今晚的月亮被乌云遮蔽,海面漆黑一片,日舰上的探照灯来回扫荡,识别着可疑目标。
敢死队员心里紧张,说不害怕是假的,但想想自己所做的事,心中一股豪情升起。
一切准备就绪,张文宣和丁幼廷赶了过来,又给敢死队官兵画了好大一张饼,不管大家信不信,有饼总比没饼强。
等到深夜子时,行动开始,杨用霖亲自带队压阵,有他在,兵卒们心里无比踏实。
王大海、李四柱、陈阿福、赵老栓四人被编组在第一小队,主攻目标是日寇旗舰“松岛号”。
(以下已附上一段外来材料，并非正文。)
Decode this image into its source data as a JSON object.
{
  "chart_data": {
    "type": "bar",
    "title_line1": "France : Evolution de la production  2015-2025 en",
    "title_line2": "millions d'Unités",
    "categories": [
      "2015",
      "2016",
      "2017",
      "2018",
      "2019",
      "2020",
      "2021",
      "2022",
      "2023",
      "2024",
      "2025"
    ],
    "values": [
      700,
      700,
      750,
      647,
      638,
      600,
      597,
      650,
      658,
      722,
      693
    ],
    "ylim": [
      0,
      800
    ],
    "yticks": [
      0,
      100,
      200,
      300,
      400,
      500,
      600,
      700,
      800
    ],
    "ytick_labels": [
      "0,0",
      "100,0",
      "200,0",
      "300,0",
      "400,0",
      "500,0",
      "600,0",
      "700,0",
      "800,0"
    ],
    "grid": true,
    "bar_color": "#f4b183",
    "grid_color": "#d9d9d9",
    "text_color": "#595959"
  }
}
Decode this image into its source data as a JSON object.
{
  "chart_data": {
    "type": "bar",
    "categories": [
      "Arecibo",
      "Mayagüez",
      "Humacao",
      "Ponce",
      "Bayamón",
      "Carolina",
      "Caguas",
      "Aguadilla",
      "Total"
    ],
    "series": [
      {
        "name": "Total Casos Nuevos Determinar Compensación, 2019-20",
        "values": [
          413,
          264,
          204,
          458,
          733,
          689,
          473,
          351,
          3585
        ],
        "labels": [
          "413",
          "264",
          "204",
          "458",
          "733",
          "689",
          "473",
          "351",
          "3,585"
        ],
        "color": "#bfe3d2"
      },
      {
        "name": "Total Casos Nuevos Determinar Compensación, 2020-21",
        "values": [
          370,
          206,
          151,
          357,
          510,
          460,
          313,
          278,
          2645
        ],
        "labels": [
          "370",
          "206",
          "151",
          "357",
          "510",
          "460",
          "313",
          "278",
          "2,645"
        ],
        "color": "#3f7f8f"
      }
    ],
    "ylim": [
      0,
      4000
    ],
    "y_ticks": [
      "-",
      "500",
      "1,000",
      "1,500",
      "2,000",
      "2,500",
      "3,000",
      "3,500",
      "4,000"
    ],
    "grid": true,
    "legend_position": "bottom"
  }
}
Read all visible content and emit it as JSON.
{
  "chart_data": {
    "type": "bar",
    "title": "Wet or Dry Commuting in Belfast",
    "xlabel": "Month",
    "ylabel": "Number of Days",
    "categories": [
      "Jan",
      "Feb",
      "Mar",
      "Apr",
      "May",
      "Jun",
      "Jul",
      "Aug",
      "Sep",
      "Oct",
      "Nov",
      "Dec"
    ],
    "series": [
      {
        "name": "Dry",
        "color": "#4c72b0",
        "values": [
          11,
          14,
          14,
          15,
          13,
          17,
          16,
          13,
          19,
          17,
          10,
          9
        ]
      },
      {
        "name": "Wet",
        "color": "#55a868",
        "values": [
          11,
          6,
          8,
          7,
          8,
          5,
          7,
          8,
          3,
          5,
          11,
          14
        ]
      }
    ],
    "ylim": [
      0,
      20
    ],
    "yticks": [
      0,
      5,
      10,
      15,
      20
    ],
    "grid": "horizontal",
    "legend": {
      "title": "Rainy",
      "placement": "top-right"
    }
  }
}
像这样的小队,还有四十个,多则四人,少则一人,划分了不同的攻击目标,锁定日寇联合舰队四十个作战单元。
王大海陪在李四柱身边:“记住,一会下水后别用蛮力,跟着浪走,注意隐蔽。”
他的声音压得极低,伸手拍了拍背上的引爆器:“引线绕手腕三圈,别松也别勒太紧,要是被水草缠住,先解引线再脱身。”
李四柱用力点头,嘴里咬着的空心木棍已经被牙齿咬出了浅浅的印子,粗糙的木刺蹭得牙龈发麻,可他不敢吐出来。
刚才,丁幼廷少爷特意叮嘱过,木棍不仅能防止出声,万一被海水呛到,还能咬着保持呼吸。
每个敢死队员都分到了两枚水雷,每枚水雷足有半人高,外壳裹满了海藻。
水兵们背着引爆器,腰间系着麻绳,一端拴在水雷上,另一端牢牢绑在自己的腰带上。
陈阿福在不远处,正低头摸着怀里的布包,那里面装着他孩子的生辰八字。
他的手在微微发抖,却还是把布包塞进了最贴身的衣袋,又用绳子紧紧勒了勒腰带,像是要把对家人的牵挂都勒进骨血里。
“出发!” 杨用霖右手往下一挥,率先下水,声音虽轻,却带着不容置疑的决心。
四十个小队依次翻身下水,没有溅起太大的水花,每个人都按照训练时的姿势,双腿并拢,身体前倾,像一片叶子般悄无声息地落入海中。
冰冷的海水瞬间浸透了粗布军装,刺骨的寒意顺着毛孔钻进骨髓,李四柱忍不住打了个寒颤,牙齿咬得更紧。
他游在王大海身后,能看到前面老水手的身影在夜色中若隐若现,像一头熟悉水性的老鱼,在海水中灵活地穿梭。